M. Mulroney comparaîtra devant le comité jeudi, pendant quatre heures, pour offrir sa version des faits. L'ancien premier ministre sera accompagné, pour l'occasion, de son épouse Mila et de leurs quatre enfants, a confirmé son porte-parole.
L'annonce de la présence de tout le clan Mulroney n'a visiblement pas d'effet sur les partis d'opposition qui semblent accorder autant de crédibilité à l'ancien premier ministre qu'à M. Schreiber.
"Il y a celui qui donne 300 000 $ en espèces, et il y a celui qui reçoit 300 000 $ en espèces, a expliqué le député libéral Robert Thibault. Je ne connais aucune raison légitime pour ce type de transfert, alors je pose des questions sur la crédibilité de tous les individus qui participent à ces transferts."
Ce montant de 300 000 $, versé au comptant en trois occasions, sera sans contredit au centre des questions des députés, jeudi. M. Mulroney ne nie plus avoir reçu l'argent et admet qu'il s'agit d'une erreur colossale. Le premier versement de 100 000 $ est survenu alors que M. Mulroney n'était plus premier ministre mais siégeait encore comme simple député.
Mais le flou persiste à savoir pour quelles raisons l'homme d'affaires germano-canadien s'est montré si généreux envers M. Mulroney. L'ancien premier ministre a déclaré par le passé qu'il s'agissait de paiements en vue de son travail pour aider à développer une usine de pâtes, puis une usine de blindés, connue sous le nom de projet Bear Head.
Durant son témoignage, M. Schreiber a affirmé à de nombreuses reprises que l'argent était lié à du travail à venir pour le projet Bear Head.
Les deux hommes offrent aussi des versions différentes sur le début de toute l'affaire. M. Schreiber affirme dans une déclaration sous serment qu'il a rencontré M. Mulroney en juin 1993, alors que ce dernier était encore premier ministre, pour discuter de leur relation d'affaires à venir. M. Mulroney nie cette version.
Mardi, M. Schreiber a de plus déclaré qu'il avait rencontré M. Mulroney au 24 Sussex, en mars 1993, pour discuter du projet de blindés.
Pour Carole Lavallée, députée du Bloc québécois, M. Mulroney "corroborera ou infirmera certaines des informations". Mais une chose est sûre, il devra expliquer "le 300 000 $. Pourquoi il l'a reçu, ou pourquoi il pensait l'avoir reçu."
Mardi, Karlheinz Schreiber n'a pas offert beaucoup plus de détails que ce qu'il avait révélé au cours des derniers jours. Il a répété que le 300 000 $ n'avait rien à voir avec la vente des avions Airbus à Air Canada.

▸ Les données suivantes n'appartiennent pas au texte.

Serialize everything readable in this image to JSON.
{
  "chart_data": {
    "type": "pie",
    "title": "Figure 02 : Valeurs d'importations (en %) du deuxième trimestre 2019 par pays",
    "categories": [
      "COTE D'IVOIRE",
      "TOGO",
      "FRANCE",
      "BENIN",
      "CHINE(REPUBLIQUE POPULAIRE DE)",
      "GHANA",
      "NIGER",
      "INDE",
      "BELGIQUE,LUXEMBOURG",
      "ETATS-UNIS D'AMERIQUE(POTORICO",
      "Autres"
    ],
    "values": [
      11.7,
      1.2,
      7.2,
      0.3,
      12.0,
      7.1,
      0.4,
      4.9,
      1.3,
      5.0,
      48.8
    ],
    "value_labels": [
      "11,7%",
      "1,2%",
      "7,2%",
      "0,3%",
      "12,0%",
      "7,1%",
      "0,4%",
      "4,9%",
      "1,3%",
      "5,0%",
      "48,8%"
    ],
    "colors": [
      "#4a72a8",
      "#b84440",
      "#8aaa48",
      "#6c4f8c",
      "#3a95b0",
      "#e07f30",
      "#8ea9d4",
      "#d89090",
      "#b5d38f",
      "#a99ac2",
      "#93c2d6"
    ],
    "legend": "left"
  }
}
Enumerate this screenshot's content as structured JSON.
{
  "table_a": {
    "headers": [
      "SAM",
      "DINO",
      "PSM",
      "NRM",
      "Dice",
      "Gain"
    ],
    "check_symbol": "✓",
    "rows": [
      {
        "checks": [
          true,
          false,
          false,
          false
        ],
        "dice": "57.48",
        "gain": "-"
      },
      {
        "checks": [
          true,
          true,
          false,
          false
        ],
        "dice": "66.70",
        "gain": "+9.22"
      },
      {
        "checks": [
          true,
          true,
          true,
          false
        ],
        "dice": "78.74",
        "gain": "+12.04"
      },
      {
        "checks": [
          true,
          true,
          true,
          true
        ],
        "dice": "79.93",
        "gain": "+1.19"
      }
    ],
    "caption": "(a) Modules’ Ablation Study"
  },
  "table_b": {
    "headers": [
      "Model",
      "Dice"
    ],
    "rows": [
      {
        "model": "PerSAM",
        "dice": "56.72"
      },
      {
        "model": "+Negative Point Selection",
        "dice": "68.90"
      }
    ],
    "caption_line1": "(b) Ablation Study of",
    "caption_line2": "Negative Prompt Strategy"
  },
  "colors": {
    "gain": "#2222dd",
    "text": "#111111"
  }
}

En mêlée de presse, après son témoignage, il a souligné qu'il voulait que M. Mulroney lui rembourse la somme "avec intérêts bien sûr", puisqu'il estime avoir été floué. A son avis, M. Mulroney n'a pas respecté sa parole et n'a rien fait pour que le projet Bear Head voit le jour.
Il a aussi "fortement recommandé" au comité d'inviter l'ancien ministre conservateur Benoît Bouchard qui, a-t-il soutenu, pourrait les éclairer sur ce qu'il est advenu du projet d'usine de blindés puisqu'il était ministre des Transports à l'époque.
Il n'a pas offert plus d'explications, et les députés ne lui ont pas posé de questions pour creuser cette affaire.
Malgré les nombreuses questions laissées sans réponse, le manque de précision de M. Schreiber et ses allégations sans trop de preuves, l'exercice est utile, croit le député du Nouveau Parti démocratique (NPD), Thomas Mulcair.
"On avance vers une définition de ce qui doit être les termes de références pour une commission d'enquête", a fait valoir M. Mulcair, qui dit que plus les détails font surface, moins on comprend pourquoi les libéraux ont versé 2,1 millions $ à M. Mulroney, en 1997, pour mettre un terme à sa poursuite.
M. Mulroney poursuivait le gouvernement fédéral pour diffamation après la divulgation dans les médias d'une lettre du ministère canadien de la Justice aux autorités suisses où on demandait leur participation dans une enquête criminelle en rapport avec des pots-de-vin qui auraient pu être versés lors de l'achat d'avions Airbus.